The moves coincide with the 20th anniversary of the 1998 waterfront dispute between the MUA and Patrick Stevedores – before it was taken over by Qube in 2016.

The MUA has been seeking to restore a roster that was scaled back in 2014 when Patrick was in a difficult financial situation – with negotiations continuing on this point for the past two years.

As ATN reported yesterday, Qube Ports director Michael Sousa has labelled the former roster “uneconomic”, and said the company was in a position to offer pay rises of almost 10 per cent over four years.

But the MUA has argued that removing the previous agreement would lead to a pay cut of at least 40 per cent if the company reverted to the award scheme.

ALC managing director Michael Kilgariff said Qube Ports had acted reasonably its negotiations, saying many freight and logistics operators were often subject to “petty and disruptive” industrial action.
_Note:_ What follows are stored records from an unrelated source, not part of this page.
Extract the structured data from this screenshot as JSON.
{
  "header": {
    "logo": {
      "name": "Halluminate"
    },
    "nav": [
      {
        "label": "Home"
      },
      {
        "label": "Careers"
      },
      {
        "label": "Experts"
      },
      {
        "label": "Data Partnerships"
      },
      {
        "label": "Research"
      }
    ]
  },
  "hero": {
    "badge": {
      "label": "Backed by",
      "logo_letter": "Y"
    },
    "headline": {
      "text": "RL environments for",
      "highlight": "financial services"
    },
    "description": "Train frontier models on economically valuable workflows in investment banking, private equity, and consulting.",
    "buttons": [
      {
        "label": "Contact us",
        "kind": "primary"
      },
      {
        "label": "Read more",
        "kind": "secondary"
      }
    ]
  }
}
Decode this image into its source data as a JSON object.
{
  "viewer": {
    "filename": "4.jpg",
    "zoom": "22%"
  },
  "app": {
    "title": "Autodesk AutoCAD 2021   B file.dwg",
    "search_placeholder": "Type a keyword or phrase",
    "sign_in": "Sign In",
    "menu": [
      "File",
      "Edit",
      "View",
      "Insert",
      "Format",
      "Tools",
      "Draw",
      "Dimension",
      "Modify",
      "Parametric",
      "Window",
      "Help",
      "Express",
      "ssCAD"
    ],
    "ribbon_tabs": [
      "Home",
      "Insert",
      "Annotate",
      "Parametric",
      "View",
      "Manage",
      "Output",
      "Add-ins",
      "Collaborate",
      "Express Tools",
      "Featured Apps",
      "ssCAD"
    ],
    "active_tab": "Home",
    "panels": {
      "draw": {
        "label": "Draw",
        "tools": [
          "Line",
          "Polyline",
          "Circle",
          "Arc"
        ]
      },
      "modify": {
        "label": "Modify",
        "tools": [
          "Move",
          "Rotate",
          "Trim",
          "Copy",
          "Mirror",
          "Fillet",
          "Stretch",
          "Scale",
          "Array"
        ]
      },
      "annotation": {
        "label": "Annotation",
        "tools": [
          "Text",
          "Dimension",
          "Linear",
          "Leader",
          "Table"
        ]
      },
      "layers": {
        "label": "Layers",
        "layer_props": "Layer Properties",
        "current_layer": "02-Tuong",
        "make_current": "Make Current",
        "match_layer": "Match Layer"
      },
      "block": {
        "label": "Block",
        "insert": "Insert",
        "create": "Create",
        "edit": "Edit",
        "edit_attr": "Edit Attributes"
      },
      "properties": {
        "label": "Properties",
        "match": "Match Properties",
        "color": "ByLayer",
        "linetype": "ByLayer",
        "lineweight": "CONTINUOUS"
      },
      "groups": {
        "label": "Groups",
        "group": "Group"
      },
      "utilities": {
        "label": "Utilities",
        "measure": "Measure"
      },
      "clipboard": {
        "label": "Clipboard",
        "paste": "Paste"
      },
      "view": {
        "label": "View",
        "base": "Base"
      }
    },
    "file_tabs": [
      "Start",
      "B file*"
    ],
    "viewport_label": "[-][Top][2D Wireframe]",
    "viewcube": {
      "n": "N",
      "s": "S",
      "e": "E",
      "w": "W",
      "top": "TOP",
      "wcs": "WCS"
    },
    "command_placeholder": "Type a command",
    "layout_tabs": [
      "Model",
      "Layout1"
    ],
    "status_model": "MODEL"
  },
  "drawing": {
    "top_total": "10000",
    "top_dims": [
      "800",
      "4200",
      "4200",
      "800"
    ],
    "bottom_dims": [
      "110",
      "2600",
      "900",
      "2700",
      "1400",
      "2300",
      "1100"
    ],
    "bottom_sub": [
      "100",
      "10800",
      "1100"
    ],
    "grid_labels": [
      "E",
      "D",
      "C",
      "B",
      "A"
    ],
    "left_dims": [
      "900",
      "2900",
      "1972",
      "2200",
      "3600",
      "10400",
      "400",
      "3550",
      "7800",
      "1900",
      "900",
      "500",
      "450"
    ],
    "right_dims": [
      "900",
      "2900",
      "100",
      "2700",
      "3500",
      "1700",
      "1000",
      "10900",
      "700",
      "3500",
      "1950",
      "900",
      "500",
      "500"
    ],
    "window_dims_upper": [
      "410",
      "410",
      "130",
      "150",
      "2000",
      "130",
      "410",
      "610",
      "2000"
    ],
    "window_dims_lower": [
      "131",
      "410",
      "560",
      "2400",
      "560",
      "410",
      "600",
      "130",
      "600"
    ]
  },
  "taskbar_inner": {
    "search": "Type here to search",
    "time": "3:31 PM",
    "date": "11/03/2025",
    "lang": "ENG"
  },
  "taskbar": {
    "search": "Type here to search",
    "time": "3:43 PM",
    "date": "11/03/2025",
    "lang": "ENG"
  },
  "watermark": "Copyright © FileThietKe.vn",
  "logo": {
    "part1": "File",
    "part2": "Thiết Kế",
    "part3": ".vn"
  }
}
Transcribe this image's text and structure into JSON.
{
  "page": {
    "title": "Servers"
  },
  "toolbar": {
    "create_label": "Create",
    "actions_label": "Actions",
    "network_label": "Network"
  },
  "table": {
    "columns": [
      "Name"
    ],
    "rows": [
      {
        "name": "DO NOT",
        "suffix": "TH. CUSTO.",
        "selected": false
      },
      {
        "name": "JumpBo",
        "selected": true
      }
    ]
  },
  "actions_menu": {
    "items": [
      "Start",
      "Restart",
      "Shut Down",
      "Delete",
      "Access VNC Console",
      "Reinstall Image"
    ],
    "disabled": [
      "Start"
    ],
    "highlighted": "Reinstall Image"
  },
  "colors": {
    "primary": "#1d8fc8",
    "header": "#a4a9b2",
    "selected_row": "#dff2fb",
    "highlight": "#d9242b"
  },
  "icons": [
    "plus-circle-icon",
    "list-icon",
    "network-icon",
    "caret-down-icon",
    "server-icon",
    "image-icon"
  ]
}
 “If the MUA wishes to commemorate significant moments from its past, it should put together an appropriate anniversary event, instead of disrupting legitimate business activities on spurious grounds,” he said.

“The resulting delays in freight movement simply engender higher shipping costs, which in turn mean higher consumer prices being paid by all – including those working people unions claim to represent.”

Kilgariff also highlighted his earlier concern that “spurious industrial action” would occur more often with the proposed merger of the MUA and the Construction, Forestry, Mining and Energy Union (CFMEU).

“A massive, militant union exercising an industrial monopoly over the nation’s supply chains poses an enormous risk to ongoing economic and employment growth – especially for an economy that relies heavily on exports and imports of manufactured products.”

“ALC encourages the Federal Government to act on its election commitment to subject union mergers to a public interest test, similar in nature to competition law principles that apply to businesses,” he says.